Sindbad fut un des héros de mon enfance. Imaginer un nouveau voyage était très tentant et s’avérait, pour moi, la meilleure façon de lui rendre hommage. J’espère ne pas l’avoir trahi. Je me suis attaché à redonner un Sindbad plus proche de celui des Mille et une nuits, un personnage malmené et guidé par le Destin. C’était aussi l’occasion rêvée pour me plonger dans la culture arabo-musulmane et faire partager un intérêt né pendant mes études d’Histoire.
Quels sont vos genres de Fantasy et auteurs préférés ?
Des auteurs surtout. Thomas Burnett Swann et sa fantasy gréco-romaine ; C. S. Lewis, pour ses chroniques de Narnia, bien sûr, mais aussi pour sa réécriture du mythe de Psyché, dans « Un visage pour l’éternité ». J’ai beaucoup aimé la trilogie de David Gemmell qui met en scène Alexandre le Grand. Il semble que la fantasy historique ait ma préférence. Je me passionne évidemment pour les mythes et les légendes, notamment ceux de la civilisation grecque et de la Chine ancienne. Et les contes orientaux, ceux des Mille et une nuits étant une source d’émerveillement inépuisable.

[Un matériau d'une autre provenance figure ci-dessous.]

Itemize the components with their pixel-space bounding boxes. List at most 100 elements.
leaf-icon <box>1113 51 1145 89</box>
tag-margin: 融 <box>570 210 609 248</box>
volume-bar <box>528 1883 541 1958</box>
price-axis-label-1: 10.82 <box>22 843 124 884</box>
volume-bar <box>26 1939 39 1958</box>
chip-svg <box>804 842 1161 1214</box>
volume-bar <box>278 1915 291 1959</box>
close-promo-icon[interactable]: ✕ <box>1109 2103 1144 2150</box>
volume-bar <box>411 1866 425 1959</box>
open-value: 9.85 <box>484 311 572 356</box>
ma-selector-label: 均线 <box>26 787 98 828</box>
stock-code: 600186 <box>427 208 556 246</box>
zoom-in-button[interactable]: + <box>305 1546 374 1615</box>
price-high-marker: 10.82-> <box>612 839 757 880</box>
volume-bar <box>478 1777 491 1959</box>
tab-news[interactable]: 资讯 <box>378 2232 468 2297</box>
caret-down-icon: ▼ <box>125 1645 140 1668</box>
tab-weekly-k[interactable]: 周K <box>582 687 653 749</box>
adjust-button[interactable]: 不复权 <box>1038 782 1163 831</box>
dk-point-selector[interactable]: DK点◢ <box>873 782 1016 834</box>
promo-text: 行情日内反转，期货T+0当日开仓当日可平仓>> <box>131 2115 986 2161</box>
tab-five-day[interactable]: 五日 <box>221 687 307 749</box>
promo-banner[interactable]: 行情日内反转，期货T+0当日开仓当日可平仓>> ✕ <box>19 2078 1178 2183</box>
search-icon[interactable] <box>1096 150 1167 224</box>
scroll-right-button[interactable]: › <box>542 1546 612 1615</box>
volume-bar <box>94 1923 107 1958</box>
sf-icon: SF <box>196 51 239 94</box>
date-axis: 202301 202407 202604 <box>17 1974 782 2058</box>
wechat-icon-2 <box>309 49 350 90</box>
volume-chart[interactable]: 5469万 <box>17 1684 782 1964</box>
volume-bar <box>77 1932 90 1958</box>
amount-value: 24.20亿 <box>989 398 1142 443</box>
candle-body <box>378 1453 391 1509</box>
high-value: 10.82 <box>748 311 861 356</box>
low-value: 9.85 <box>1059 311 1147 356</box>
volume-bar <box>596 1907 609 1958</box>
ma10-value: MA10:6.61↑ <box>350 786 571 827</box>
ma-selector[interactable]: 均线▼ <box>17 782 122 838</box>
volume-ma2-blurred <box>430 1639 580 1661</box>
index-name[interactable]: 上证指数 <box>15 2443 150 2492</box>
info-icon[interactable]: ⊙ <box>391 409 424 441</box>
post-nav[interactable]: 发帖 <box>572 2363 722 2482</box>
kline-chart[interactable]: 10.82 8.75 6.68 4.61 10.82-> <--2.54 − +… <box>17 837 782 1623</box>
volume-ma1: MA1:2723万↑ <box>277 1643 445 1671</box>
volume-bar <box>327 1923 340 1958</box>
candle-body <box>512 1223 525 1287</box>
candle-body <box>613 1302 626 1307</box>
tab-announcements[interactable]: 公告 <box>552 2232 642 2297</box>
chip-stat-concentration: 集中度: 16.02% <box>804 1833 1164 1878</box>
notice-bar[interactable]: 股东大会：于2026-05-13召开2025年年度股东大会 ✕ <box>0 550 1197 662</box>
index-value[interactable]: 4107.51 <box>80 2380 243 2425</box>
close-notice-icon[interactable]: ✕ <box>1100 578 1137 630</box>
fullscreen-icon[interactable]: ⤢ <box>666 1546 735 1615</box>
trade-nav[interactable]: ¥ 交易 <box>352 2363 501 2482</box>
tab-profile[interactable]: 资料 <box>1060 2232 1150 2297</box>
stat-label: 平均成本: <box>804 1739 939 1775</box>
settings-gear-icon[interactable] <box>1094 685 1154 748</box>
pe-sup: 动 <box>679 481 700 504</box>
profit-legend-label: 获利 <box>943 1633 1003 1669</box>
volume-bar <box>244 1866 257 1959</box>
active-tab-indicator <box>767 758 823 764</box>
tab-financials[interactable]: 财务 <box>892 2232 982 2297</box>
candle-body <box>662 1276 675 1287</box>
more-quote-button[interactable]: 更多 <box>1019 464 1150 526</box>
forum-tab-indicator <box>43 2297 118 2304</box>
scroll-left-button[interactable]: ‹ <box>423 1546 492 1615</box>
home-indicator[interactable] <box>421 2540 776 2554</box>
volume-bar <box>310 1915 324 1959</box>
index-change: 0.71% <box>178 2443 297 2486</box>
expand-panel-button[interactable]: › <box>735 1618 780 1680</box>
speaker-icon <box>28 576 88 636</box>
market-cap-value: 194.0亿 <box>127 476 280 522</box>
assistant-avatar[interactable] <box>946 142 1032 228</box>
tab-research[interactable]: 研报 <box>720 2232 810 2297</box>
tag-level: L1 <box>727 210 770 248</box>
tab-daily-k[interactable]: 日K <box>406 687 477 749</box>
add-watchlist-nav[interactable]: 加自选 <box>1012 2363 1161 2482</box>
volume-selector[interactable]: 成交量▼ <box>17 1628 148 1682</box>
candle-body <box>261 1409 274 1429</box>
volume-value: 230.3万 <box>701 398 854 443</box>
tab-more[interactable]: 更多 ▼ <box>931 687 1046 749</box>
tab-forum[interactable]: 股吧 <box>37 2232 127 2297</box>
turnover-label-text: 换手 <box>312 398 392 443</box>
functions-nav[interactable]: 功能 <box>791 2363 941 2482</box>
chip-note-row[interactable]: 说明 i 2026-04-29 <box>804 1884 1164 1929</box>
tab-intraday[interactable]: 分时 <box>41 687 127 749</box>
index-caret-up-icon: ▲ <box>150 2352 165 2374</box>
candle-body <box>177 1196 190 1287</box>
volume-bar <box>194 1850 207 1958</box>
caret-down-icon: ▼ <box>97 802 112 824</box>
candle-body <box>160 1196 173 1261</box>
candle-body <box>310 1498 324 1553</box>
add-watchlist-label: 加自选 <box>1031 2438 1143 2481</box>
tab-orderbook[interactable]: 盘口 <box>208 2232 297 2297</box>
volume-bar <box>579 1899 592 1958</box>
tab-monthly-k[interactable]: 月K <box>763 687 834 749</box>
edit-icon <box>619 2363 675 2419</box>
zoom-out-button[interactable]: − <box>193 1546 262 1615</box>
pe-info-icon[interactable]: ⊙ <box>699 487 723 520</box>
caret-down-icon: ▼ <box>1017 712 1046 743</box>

En tant qu'auteur, qu'est-ce qui vous attire dans l'écriture pour la jeunesse ?
Pouvoir donner à lire des histoires à un public plus large, de 10 à 110 ans. Accéder moi-même à plus de fraîcheur, retrouver le parfum de l’aventure, l’esprit du « on dirait que »… Ce qui n’ôte rien à l’exigence dans l’écriture, au contraire : dans Sindbad, et dans les romans jeunesse à venir, que je souhaite nombreux, je ne veux pas renoncer à un style travaillé, à une langue parfois exigeante. J’espère ne pas trahir mon ambition.